Слушали тогда отца Ильи калики перехожие, монахи печорские, согласно и сокрушённо головами кивали, а всё же вывели по-иному:
— Кроме как вокруг Киева, державе новой православной быть негде! А князь что... Князь — голова, а дружина — шея: куда шея повернёт, туда и голова смотрит. Аль не ведаете, как дружина жадная старого Игоря в лютую казнь от древлян предала?!
«А дружина и ныне варяжская! — думал Илья, покачиваясь в такт шагу конскому. — Правда, сказывают, варяги не те, что прежде, те вовсе по-славянски не говорили, а эти в Киеве от веку, а всё ж у волка ягнята не родятся! Их — много! Они все дела в Киеве вершат, легко с хазарами договариваясь... А вот православные-то христиане не видны. Есть, наверняка есть, да таятся». Теперь Илье надлежит открыто о себе сказать: «Я — сын христианский». Так заповедали калики и в том присягу с Ильи взяли — поворотить князя на хорошее. Отвадить от бесовского искушения. Да станет ли князь слушать? Илья-то не князь, не дружи} шик, не боярин знатный. Однако разница между тем, когда давал он обет в служение идти, и тем, что ныне, — есть. За спиной у Ильи — слава: очистил дорогу от разбойников Соловья да и самого его в Киев пленником везёт.
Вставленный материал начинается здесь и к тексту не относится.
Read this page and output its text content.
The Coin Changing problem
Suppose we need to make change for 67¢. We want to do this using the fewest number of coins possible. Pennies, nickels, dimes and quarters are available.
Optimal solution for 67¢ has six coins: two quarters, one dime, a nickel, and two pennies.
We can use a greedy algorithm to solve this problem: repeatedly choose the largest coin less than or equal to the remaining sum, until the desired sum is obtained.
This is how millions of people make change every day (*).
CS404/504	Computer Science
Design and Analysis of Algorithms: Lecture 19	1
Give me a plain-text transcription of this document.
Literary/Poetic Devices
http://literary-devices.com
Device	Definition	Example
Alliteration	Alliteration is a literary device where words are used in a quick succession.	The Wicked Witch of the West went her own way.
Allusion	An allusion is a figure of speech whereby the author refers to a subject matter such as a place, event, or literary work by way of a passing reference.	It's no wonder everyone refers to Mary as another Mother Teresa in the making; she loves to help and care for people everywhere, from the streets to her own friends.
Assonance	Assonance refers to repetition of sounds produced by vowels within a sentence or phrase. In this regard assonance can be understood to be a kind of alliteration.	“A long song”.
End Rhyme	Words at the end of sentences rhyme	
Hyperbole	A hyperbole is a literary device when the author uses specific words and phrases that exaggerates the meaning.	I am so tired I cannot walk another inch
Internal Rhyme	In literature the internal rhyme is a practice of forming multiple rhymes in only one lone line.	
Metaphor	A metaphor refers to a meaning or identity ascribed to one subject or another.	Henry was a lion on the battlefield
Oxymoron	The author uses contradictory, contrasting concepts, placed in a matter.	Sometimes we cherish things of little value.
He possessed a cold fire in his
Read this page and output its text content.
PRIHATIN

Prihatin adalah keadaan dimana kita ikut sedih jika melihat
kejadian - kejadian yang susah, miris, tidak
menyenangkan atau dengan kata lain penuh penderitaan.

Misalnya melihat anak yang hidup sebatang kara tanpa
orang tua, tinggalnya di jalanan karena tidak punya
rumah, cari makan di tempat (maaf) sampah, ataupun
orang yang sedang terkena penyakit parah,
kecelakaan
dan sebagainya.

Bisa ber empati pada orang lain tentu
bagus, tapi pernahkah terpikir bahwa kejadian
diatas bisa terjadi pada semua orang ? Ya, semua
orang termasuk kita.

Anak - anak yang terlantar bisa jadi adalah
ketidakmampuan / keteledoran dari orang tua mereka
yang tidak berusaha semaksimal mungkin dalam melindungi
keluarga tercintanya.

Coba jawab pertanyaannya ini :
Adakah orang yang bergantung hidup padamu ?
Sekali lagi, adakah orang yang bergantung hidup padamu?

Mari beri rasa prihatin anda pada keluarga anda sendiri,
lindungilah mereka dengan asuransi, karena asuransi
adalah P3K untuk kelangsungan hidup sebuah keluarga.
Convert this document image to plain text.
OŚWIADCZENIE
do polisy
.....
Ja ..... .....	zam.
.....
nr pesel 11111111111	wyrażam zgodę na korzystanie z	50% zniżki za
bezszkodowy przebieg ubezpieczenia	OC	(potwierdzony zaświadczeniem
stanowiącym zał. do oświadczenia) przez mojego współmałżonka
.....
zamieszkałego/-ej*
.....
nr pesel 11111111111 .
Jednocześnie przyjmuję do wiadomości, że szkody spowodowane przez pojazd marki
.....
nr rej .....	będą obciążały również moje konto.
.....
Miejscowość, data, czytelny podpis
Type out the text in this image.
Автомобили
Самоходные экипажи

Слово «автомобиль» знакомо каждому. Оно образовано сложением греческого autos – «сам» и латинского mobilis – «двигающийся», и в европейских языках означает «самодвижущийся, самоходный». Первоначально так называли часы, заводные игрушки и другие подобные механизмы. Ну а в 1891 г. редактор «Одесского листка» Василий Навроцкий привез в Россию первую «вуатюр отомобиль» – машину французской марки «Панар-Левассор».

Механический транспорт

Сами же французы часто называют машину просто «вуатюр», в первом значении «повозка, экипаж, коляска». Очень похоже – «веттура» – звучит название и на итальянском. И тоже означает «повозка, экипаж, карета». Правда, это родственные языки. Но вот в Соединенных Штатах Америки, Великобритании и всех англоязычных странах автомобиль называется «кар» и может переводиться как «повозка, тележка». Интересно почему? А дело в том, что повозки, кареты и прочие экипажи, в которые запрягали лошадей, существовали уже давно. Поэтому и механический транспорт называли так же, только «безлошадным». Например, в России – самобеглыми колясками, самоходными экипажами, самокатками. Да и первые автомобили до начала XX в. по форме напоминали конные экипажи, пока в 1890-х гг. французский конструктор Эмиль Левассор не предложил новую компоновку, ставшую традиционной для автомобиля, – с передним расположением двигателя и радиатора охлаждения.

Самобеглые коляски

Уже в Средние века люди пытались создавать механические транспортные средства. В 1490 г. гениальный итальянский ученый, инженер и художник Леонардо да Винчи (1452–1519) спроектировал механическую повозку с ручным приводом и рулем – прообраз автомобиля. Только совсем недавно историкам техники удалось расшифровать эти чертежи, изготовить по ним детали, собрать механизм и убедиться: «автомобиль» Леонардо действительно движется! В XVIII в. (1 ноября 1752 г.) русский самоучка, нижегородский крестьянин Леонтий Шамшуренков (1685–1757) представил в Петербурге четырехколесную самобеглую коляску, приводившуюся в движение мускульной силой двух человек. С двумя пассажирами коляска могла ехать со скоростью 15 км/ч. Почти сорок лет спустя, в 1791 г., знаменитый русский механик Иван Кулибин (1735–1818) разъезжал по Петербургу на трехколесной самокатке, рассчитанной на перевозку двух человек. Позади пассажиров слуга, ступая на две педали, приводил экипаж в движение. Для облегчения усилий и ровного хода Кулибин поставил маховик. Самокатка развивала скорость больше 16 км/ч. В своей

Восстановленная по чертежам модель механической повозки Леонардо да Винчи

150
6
С Чернигова-города осаду печенегскую снял, полон освободил. Таковая слава многого стоит! Тут и незнаемый знатным становится.
— Слава-то позади, а Киев-то впереди! Никто меня там не знает и не ведает, и захочет ли знать — неведомо! — не замёл ил Илья, как вслух сказал.
— Что? Что, Илья Иваныч? — спросил ехавший чуть впереди отрок.
— Да это так! Ошалел маленько от сечи под Черниговом.
— Страх! — согласился отрок.
— Истинно! — вздохнул Илья. Не то что был он в бою небывалец, приходилось ему и меч кровавить, и со стен камни в супротивника да стрелы метать, а всё ж в такой резне не бывал, и столько людей кряду не рубил, и поля такого, человечьим мясом устланного, не видел. Есть с чего ошалеть!
И подумал Илья, что теперь вот это — его служение постоянное будет! К тому он идёт. Да ещё проситься к такому служению станет, хоть душа назад к дому родному рвётся. Да ещё возьмёт ли его князь, не побрезгует ли...
— Киев! — взволнованно крикнул, оборотясь к ехавшим позади, дозорный отрок.
Илья поднял голову. Впереди, за широким разливом Днепра, на склоне холмистого берега, чернел Киев — мати городов русских, как велел называть его Хельги-старый, приведший сюда дружину сто лет назад.
На пути к Днепру их встретили три сторожи, во всех трёх воины были разные: и хазары, и варяги, и славяне... Хазары на Бурушку языками прищёлкивали, головами качали: мол, здоровенный какой, а славяне — на Соловья-разбойника, как узнавали, что это мучитель муромский!